I swear, when I started this series, I didn't like Vocaloid. In fact, I've never really been one to particularly enjoy music outside of video games. Get me in a room full of Nihon-Falcom game OSTs, and I'll be in heaven, but as for music elsewhere? It's never really resonated with me. Of course - I do have some bands that I'll occasionally listen to - but as far as being a "fan" goes, I have some trouble trying to define that in regard to music. Last year's Hatsune Miku: Project Diva F changed that to an extent.
When I played the Vita version of the title (Project Diva with an f instead of the uppercase consonant), I ended up getting a lot more out of the experience than I had planned! I had heard good things about the series in the past, but a cursory glance gave me the impression that the series wouldn't be any sort of thing that I would find entertaining. When I finally got around to it, however, it seemed that most of my expectations were unfounded... for as much as the series is about promoting Miku and her music, it seems that extra care has been put into making the game series one of the best rhythm games that I have ever played.
Hatsune Miku Project Diva F 2nd -
Project Diva (that's what I'm going to be calling the series from here on out) is actually rather simple - on its surface, symbols matching the various Playstation buttons drift towards their slot somewhere on the screen in time to the music video playing in the background. You try to press the corresponding button (or section of the D-pad) at the right time in order to get points and continue your combo. On its own, this definitely isn't very difficult - though as the game progresses, things start to become more of a challenge before becoming outright insane.
Usually, these symbols' black slots will spawn into existence in a constantly changing but organic direction, meaning that not only does your focus have to be on your ears as you play, but your sight as well. Furthermore, as the series has evolved - this concept has been refined to include using arrows to signify notes that must be played using both the D-pad and a button at the same time, and most recently, star notes that must be cleared using either a swipe of the touchscreen (if playing on vita) or a flick of an analog stick.
This time around, the changes brought to the table include two new variants to the star notes, as well as a massive jump up in difficulty compared to the last release. The game also comes with 40 songs to play with - a step up from the last games' roster. Regarding the difficulty - I managed to clear every song on their Extreme Difficulty last game, but I've found myself met with some difficulty attempting to manage the same feat with these songs. Considering that this was the hardest that Extreme Difficulty got to in the original F, it's definitely going to take you a while to beat songs such as The Intense Voice of Hatsune Miku or 2D Dream Fever - assuming that you can muster up both the courage and/or skills to be able to attempt them in the first place. The songs are catchy as always, though it might be best to try out the demo of the first game in order to see whether or not the types of songs at play here are really your cup of tea.

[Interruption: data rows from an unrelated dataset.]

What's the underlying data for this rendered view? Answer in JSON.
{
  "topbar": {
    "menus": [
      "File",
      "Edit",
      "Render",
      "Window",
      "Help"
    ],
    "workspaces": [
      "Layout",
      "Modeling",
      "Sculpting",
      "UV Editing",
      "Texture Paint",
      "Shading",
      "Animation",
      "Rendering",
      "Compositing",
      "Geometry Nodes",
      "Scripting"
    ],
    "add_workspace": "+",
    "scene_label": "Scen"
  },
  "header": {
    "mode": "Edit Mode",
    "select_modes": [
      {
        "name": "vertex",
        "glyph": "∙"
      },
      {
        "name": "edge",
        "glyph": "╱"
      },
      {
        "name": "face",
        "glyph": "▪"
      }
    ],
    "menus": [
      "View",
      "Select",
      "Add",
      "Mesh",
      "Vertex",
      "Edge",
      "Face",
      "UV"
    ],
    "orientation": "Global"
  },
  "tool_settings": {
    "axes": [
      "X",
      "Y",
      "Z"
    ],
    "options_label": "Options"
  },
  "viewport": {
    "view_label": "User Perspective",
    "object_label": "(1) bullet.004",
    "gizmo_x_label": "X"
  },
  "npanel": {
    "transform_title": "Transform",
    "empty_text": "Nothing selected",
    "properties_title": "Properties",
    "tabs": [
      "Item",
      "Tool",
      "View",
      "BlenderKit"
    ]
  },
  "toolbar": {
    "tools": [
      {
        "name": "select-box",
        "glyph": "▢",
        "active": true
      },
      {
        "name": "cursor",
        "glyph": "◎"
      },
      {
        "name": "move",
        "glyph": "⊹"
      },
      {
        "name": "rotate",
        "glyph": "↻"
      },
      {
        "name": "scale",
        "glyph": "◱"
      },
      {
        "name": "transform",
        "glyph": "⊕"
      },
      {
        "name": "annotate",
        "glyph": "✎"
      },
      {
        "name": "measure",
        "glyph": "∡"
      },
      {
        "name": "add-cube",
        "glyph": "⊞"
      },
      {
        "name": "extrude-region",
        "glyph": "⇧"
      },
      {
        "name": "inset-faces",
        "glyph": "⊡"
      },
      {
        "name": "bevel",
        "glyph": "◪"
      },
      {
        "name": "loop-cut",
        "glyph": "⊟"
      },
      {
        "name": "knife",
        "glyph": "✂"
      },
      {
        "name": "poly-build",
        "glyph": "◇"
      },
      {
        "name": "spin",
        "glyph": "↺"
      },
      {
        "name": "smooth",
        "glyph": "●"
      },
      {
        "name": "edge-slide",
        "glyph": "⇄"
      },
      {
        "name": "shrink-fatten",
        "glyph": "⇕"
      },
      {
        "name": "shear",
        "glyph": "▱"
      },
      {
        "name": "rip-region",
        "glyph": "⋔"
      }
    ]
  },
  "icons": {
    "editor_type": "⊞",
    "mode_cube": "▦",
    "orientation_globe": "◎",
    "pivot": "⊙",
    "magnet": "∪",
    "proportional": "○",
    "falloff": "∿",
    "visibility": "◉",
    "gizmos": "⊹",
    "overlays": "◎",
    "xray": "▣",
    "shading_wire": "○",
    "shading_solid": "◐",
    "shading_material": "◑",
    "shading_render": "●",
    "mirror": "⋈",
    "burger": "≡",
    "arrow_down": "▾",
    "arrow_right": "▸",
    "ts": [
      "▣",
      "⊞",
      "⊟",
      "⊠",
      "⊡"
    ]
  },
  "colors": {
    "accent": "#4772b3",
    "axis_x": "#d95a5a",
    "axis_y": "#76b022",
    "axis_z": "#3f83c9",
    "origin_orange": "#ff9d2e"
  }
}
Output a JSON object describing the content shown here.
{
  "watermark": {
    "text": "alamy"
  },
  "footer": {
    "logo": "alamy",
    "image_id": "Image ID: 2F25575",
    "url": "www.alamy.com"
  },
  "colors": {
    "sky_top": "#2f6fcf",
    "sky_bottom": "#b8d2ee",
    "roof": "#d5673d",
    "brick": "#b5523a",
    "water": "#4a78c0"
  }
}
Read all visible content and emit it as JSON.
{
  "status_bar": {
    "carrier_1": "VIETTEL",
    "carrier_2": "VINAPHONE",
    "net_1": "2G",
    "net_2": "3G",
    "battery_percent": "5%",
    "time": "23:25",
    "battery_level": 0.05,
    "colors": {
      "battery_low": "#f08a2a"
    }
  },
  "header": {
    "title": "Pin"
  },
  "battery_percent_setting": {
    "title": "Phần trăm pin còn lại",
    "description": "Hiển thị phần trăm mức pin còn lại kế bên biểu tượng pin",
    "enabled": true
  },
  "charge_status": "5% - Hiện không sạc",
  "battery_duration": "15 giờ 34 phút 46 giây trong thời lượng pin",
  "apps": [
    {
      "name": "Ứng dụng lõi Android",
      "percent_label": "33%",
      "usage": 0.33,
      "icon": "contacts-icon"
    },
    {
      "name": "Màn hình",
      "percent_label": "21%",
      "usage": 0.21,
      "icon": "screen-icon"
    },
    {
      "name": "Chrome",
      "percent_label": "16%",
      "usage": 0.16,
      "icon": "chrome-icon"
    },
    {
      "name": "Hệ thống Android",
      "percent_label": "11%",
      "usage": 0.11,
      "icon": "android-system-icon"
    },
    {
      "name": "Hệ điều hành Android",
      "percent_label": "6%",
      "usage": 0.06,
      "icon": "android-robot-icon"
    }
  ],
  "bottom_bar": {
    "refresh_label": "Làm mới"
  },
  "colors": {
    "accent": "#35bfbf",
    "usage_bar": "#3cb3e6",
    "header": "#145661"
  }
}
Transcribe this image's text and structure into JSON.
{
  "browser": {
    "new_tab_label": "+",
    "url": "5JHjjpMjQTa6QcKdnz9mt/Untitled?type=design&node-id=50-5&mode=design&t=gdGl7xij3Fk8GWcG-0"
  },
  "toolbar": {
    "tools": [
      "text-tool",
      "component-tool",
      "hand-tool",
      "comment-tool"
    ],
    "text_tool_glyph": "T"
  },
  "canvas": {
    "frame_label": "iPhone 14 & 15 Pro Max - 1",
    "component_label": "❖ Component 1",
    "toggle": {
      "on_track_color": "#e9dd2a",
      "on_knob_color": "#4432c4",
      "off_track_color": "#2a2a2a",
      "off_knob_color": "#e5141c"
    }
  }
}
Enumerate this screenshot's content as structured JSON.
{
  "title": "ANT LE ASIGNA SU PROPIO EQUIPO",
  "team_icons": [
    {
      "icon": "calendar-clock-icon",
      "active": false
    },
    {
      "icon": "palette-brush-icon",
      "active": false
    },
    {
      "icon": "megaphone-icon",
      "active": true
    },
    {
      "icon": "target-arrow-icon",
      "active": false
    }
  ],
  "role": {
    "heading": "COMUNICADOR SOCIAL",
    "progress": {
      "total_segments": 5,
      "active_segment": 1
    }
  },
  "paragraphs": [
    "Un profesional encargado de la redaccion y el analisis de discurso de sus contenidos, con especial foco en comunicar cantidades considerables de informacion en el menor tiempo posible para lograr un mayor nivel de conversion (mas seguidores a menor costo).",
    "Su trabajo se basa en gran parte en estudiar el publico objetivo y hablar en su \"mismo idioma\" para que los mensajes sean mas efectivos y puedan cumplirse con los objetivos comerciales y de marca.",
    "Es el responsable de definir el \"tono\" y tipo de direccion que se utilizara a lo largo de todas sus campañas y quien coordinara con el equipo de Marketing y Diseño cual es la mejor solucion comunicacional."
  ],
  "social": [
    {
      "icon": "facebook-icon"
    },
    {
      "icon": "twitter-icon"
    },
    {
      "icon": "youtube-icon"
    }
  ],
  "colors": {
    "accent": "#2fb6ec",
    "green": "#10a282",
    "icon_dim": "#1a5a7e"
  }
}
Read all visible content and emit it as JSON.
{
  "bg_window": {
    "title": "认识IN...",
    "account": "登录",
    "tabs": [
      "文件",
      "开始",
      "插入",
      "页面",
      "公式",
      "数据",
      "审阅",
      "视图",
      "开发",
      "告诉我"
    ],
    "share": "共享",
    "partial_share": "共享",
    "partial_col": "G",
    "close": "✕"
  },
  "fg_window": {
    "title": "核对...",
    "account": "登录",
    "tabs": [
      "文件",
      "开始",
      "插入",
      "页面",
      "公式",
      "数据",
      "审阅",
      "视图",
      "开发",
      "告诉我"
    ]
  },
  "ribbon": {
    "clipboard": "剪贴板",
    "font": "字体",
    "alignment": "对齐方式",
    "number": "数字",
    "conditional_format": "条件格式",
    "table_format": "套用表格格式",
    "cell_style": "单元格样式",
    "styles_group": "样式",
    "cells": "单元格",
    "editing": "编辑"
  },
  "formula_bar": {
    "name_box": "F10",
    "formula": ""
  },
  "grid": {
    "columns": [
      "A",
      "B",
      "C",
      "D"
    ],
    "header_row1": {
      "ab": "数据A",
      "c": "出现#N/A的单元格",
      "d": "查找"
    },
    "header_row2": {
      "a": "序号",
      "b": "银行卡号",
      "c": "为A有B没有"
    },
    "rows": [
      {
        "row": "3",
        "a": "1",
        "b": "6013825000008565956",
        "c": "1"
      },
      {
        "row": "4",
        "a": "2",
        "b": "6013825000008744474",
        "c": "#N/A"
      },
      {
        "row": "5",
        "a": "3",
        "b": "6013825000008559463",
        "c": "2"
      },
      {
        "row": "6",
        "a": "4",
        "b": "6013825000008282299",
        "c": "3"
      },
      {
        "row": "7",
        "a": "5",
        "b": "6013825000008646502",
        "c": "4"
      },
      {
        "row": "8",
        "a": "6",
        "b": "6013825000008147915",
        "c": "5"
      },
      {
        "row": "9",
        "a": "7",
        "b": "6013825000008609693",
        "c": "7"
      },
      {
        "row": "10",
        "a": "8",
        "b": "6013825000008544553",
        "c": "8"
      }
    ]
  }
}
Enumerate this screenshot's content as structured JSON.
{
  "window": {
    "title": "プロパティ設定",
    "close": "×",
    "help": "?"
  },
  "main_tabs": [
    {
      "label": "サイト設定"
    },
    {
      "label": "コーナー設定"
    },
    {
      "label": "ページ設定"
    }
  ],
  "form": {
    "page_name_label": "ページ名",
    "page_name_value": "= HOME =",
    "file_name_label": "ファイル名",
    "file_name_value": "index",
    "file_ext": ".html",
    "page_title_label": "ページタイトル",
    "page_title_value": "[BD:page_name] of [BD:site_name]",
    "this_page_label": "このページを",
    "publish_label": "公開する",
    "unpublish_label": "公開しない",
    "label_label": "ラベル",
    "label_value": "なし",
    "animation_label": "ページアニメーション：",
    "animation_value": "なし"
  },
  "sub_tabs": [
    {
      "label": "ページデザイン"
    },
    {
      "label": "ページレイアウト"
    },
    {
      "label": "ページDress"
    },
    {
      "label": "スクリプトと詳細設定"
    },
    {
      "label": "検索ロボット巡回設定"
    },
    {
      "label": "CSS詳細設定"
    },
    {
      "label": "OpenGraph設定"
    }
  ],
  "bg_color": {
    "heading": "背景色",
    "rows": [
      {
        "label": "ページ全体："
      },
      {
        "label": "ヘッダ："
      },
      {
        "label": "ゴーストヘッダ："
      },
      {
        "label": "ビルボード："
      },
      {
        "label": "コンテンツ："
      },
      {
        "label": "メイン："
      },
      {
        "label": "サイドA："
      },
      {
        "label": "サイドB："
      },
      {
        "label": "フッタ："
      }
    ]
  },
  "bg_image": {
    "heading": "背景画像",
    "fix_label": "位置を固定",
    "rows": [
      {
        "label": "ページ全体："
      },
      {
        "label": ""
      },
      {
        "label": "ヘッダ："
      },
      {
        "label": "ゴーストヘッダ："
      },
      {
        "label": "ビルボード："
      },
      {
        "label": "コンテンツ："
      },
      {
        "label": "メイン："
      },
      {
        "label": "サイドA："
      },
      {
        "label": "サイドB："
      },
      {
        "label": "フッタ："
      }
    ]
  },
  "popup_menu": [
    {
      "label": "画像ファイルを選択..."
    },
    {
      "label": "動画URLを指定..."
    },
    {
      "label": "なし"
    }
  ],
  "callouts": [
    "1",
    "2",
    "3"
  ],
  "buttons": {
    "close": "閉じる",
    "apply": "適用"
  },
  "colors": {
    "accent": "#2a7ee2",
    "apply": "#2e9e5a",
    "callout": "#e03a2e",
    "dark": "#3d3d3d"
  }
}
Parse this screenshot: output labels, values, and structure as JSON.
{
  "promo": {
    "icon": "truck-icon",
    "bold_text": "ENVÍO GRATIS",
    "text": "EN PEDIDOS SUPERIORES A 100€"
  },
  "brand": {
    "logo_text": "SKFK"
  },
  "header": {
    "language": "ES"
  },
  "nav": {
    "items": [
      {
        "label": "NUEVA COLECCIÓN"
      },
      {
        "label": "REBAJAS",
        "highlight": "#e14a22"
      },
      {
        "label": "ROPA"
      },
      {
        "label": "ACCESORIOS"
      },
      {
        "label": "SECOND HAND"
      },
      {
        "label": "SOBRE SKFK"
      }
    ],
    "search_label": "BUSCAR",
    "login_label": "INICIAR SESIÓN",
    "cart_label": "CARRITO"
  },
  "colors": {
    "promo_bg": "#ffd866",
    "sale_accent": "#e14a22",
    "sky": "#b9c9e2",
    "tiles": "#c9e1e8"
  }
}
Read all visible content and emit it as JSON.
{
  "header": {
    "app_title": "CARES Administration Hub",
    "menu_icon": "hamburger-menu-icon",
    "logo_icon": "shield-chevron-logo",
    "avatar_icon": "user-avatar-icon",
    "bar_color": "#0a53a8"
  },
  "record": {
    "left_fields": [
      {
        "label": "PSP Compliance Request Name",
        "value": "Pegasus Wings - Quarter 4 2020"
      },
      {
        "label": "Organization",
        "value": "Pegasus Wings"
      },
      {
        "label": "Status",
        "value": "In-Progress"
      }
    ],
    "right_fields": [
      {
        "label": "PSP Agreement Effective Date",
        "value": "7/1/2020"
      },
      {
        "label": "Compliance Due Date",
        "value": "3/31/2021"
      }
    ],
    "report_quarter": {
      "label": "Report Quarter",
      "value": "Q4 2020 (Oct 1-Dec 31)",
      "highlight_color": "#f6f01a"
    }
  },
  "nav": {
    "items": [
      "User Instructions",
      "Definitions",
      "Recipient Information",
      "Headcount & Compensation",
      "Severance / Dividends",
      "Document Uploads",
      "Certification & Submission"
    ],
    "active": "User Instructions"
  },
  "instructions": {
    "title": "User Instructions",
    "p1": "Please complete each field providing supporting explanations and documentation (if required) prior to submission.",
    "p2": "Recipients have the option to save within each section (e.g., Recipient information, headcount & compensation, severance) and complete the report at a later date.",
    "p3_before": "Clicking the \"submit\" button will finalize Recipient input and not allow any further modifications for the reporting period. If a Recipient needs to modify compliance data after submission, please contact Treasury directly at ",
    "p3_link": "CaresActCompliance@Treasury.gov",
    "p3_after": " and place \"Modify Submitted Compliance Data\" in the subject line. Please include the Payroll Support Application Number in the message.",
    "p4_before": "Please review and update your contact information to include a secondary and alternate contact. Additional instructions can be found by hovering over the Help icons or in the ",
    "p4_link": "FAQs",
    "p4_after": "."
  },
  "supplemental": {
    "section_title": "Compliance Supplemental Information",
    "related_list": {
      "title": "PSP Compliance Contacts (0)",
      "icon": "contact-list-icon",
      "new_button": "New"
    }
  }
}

Hatsune Miku Project Diva F 2nd - Aesthetic
There isn't much to say regarding the game's aesthetic, as most of it is found in music videos. A lot of it can seem a bit bland at times in order to keep up with the rest of the game's visuals - but there are a few stand-out videos that really bring the art style a step up. The Vita version, in particular, sees an upgrade in the actual visuals department this time around, as the game runs at the system's native resolution instead of the blurred mess that contributed to a myriad of noticeable graphical disappointments in the last game.
Along with all of the new costumes and other customization options added to this release, If you have any saved data from the first game on your system or even the saved data from the Japanese version of this release, you can transfer all of your costumes over. It's a great feature, and it highlights one of the best parts of the game's art style, with the extra emphasis being put on the various "modules" that can change your character's appearance.
Hatsune Miku Project Diva F 2nd - Other Modes
Separated from the main rhythm game exists three other distinct modes of play; you've got the diva room, which returns with only a few slight tweaks from the last game - as well as an updated and upgraded edit mode and a studio mode. The diva room is, for all intents and purposes, a simplified version of The Sims, and the studio mode is paramount to the Miku x Dominoes ad campaign from a few years back; but the latter mode is much more substantial and really acts as the avenue for most of the game's content moving forward. Edit Mode gives you most of the tools that were used to make the music videos from the main game and allows you to create videos for any of the songs on your system's hard drive/memory card.
In fact, the game even supports the ability for you to upload your creations for others to use and allows you to download the silent videos that others have uploaded, which you can eventually add the music back into if you can procure an mp3 of it. This feature is fantastic, and the types of creations that the community for the first game came up with were staggering! Alongside the DLC that SEGA has announced for the upcoming months, this means that there will always be new tracks for you to play - and more content for you to explore. I put 50 hours into the last title, and I can definitely see myself doing that again.
TechRaptor reviewed Hatsune Miku Project Diva F 2nd on PS Vita with a copy bought by the reviewer. It is also available on PS3. This review was originally published on 11-28-2014. While care has been taken to update the piece to reflect our modern style guidelines, some of the information may be out of date. We've left pieces like this as they were to reflect the original authors' opinions, and for historical context.